Alice appeared. Liana shouted and waved, the dogs rushed to the car, and Liana whisked Alice into town to shop for lunch. Afterwards, Liana showed her the kitchen, and cooked with her, the two of them drinking a bottle of wine, while Liana talked continuously. Soon Liana was calling Alice her ‘pretty long-lost daughter’, and dragging her off with the dogs for a tour of the house, barns and grounds, and then of her clothes and shoes; these things, being of an Italian vintage, interested Alice.

When an older woman met a younger one and liked her, she gave her clothes. This cemented something between them, a hierarchy perhaps, as well as understanding. Liana also gave Alice Indian and Italian jewellery, so much so that when Harry next ran into Alice in the kitchen, he did a double take because Alice – who at the station had been wearing a simple orange jacket, denim shorts and strappy shoes – now resembled, as she jingle-jangled about the house, an actress from a Bollywood film. On closer examination Harry saw that Liana had in fact fashioned Alice into a younger version of herself.
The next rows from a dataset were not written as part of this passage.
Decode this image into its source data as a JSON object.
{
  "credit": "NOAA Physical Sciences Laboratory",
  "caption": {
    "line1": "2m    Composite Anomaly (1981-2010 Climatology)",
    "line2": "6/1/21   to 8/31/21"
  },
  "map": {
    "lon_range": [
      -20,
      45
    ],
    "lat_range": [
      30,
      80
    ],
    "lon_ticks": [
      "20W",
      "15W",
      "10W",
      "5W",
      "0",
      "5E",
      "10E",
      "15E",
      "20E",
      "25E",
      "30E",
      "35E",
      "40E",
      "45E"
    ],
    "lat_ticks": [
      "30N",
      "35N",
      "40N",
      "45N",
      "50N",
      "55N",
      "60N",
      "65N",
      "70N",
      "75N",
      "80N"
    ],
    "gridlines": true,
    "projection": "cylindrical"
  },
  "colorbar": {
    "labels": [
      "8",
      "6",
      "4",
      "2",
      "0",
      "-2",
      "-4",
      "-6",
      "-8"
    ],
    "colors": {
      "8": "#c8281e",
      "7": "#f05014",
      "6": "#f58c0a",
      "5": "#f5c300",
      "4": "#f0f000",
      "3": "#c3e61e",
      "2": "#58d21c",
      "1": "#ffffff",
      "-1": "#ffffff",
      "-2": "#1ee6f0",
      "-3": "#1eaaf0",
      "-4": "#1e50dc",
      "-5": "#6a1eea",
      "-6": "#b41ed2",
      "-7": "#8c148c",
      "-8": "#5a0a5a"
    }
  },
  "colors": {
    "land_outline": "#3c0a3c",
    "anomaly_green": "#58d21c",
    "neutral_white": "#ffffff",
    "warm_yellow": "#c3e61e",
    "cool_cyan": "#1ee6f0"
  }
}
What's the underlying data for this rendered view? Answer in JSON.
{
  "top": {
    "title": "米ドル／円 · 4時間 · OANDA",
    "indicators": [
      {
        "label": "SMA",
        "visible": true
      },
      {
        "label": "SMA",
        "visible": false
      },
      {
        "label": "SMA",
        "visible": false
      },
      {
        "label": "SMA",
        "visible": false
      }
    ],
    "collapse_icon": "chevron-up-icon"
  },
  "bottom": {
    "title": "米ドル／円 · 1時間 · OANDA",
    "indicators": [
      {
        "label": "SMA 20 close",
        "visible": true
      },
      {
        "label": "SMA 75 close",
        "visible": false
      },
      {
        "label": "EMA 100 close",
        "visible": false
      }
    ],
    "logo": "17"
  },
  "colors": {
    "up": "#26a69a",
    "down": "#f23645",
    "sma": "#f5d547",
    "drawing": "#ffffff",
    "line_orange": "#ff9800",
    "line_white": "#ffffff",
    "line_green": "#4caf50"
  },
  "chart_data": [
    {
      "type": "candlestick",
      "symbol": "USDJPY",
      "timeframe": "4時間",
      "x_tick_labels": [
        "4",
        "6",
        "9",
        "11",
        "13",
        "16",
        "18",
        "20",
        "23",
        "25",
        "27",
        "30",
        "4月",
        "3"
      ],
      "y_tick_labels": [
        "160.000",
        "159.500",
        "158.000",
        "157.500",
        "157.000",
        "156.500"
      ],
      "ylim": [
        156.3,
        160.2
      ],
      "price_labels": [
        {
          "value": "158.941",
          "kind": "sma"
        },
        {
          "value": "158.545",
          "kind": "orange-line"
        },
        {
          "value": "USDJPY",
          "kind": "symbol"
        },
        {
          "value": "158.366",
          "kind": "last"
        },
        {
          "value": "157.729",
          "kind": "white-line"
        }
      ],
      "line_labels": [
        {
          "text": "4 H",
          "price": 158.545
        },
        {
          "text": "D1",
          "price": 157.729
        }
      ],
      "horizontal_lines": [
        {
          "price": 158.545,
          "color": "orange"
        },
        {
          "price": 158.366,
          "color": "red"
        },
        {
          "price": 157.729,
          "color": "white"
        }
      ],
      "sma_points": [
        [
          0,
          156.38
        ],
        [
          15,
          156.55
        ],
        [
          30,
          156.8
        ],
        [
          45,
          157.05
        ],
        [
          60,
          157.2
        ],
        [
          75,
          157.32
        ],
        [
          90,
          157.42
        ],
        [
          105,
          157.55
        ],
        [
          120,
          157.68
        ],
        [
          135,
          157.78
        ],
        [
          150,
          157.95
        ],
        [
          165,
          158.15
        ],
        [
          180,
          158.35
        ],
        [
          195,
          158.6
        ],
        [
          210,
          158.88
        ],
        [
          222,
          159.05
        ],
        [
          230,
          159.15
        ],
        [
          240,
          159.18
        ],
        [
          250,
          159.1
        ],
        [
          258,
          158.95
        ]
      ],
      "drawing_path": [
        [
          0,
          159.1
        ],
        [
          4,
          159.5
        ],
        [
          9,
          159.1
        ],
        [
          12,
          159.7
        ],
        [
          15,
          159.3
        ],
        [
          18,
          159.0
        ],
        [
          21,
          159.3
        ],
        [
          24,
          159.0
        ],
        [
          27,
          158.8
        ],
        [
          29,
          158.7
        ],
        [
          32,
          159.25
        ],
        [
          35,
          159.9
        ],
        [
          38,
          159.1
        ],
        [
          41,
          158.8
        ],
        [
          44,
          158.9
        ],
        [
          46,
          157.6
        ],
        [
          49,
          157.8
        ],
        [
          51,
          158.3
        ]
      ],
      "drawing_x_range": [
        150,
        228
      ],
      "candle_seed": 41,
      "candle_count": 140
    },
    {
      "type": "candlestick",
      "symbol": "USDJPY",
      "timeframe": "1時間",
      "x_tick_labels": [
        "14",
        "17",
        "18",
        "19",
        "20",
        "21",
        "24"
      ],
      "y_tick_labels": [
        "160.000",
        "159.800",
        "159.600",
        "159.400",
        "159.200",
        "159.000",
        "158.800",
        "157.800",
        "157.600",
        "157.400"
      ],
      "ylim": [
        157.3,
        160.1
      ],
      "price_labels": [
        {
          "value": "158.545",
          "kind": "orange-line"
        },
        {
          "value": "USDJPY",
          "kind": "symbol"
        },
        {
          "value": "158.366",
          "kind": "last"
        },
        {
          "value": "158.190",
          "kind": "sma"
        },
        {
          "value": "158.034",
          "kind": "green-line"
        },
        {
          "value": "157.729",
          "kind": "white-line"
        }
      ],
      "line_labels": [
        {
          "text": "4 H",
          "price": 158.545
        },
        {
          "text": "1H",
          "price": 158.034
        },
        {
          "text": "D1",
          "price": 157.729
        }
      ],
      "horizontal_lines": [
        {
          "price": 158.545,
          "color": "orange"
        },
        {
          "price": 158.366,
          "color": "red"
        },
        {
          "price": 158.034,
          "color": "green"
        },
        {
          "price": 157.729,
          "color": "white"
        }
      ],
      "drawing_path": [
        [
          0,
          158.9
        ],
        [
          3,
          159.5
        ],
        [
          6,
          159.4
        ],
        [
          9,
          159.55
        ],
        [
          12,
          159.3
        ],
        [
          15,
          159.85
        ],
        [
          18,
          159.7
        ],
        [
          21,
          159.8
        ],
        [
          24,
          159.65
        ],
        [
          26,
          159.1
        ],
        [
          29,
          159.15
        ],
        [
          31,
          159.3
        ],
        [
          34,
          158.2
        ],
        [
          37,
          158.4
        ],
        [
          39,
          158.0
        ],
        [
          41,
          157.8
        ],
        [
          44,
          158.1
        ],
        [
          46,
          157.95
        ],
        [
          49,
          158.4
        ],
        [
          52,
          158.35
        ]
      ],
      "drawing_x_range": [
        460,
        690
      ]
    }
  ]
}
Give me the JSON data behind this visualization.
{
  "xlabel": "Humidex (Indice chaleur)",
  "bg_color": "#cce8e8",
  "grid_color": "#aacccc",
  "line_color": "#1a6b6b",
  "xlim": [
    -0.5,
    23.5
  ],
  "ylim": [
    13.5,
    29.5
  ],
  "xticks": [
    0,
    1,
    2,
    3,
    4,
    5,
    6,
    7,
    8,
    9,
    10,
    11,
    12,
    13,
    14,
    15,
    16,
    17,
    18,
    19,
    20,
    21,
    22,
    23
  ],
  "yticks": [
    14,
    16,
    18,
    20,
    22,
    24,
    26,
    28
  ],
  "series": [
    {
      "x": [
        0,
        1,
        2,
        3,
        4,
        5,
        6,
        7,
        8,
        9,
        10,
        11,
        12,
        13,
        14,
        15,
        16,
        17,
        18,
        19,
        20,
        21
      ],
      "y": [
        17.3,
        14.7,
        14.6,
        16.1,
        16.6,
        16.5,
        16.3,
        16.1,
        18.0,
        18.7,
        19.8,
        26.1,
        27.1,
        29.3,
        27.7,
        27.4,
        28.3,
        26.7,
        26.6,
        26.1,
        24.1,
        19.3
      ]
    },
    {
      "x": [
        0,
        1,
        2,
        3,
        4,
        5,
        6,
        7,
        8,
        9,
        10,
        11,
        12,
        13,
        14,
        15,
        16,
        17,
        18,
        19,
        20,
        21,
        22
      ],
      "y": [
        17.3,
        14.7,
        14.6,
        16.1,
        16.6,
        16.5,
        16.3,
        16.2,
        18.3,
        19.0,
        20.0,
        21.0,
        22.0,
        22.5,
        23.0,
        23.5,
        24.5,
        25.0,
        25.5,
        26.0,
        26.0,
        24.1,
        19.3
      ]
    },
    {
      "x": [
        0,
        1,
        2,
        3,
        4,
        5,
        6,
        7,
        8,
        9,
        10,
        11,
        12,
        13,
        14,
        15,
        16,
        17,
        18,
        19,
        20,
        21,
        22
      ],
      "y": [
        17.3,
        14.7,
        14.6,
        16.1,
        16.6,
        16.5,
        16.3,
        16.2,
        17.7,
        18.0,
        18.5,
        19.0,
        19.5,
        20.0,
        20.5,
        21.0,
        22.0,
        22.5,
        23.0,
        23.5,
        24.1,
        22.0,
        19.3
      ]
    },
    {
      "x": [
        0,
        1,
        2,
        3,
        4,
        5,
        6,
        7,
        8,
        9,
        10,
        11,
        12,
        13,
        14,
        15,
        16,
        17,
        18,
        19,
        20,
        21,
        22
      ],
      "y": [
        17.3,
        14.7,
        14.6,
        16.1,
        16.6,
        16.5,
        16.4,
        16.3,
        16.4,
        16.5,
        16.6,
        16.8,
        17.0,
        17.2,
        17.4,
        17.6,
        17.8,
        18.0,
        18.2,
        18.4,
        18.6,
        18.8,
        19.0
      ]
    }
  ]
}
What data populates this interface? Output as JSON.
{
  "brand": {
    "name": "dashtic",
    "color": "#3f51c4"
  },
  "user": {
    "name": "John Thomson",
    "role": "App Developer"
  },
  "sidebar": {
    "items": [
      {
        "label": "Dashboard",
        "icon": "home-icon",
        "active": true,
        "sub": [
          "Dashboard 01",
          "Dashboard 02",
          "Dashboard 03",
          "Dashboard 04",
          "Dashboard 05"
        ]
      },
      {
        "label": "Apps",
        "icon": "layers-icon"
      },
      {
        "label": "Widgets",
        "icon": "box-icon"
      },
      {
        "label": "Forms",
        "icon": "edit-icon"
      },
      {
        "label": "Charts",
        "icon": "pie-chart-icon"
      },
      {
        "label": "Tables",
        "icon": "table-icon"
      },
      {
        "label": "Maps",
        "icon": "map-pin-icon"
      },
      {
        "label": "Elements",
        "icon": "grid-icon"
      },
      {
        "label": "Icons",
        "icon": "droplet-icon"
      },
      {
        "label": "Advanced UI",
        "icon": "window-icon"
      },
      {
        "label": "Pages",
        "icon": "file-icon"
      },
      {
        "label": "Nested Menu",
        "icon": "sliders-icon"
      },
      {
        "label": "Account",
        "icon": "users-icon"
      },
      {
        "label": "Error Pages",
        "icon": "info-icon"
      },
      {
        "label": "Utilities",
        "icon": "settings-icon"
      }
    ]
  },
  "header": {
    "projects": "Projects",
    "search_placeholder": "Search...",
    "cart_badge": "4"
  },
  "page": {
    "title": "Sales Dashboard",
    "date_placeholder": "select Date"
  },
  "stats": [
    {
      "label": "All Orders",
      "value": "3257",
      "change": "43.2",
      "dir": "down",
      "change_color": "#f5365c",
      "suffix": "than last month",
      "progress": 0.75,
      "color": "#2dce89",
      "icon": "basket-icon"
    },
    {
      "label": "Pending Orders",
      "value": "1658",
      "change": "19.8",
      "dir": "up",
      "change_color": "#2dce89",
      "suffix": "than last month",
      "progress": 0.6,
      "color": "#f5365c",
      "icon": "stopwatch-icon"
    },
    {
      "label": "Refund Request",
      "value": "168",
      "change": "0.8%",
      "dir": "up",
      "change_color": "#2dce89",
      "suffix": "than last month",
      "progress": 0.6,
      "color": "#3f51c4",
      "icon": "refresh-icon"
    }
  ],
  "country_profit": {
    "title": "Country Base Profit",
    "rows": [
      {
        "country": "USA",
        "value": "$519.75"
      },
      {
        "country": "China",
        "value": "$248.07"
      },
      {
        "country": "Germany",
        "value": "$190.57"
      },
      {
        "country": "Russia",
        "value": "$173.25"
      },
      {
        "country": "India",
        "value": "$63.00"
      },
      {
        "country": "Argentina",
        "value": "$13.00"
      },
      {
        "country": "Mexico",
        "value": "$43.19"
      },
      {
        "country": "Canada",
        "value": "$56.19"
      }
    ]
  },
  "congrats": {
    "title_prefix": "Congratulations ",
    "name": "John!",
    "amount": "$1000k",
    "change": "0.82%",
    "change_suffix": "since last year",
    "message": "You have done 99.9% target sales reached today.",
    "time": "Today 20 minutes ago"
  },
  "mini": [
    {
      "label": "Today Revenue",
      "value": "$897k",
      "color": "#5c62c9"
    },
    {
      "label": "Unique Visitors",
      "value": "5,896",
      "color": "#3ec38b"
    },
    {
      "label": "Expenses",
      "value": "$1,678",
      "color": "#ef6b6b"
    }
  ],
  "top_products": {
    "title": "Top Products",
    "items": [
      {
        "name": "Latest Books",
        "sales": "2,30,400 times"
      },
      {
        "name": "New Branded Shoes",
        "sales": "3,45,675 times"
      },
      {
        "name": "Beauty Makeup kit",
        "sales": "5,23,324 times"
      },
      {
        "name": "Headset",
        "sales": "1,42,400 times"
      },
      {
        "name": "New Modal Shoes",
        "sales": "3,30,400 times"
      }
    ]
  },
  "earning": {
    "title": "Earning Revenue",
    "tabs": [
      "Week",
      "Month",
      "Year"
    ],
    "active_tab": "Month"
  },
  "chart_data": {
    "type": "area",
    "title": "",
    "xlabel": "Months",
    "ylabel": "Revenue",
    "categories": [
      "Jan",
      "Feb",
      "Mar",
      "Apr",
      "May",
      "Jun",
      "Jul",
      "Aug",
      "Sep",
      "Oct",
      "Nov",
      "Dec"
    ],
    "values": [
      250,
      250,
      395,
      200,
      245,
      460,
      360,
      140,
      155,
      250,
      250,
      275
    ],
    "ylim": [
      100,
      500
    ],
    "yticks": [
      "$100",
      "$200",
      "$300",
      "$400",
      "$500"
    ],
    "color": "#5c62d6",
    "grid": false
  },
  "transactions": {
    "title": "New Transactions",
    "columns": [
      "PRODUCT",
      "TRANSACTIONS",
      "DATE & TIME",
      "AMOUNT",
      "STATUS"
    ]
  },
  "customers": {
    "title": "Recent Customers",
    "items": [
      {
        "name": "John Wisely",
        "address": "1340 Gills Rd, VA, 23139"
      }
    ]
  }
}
Liana said, ‘What a creative girl your Alice is. She took one look at this dying place and threw out a dozen good ideas about how to buck it up. I will speak to my agent. We could set a TV series here. I see how you look at me as if I were a vulgarian. But we are conspiring together to get the house earning its living. We will fill it with young artists.’

‘How young?’

‘Do not risk your life by telling Mamoon this. He is already scorching in his room because lunch is delayed. But, thanks to Alice, there is asparagus, figs, red snapper, ice cream and the best mozzarella in the world – burrata – sent by my sister. Oh, but I am tearing my hair out with fear that he might be rude to her. Lately he’s been wild, because of you.’

When Harry asked her if she’d prepared Mamoon, as promised, for Alice, she was unconvincing. ‘Well, I did some ground work.’

‘What did you say?’

‘I insisted that although she’d never heard of Mamoon the writer, she would come to think highly of him, as she did of the great designers.’

He shivered. ‘You compared them?’

‘It was the context.’

‘What if he says something mad to her?’

‘I’ve warned him not to start talking about his dream. Hurry now, bring the minotaur before he blows up in rage.’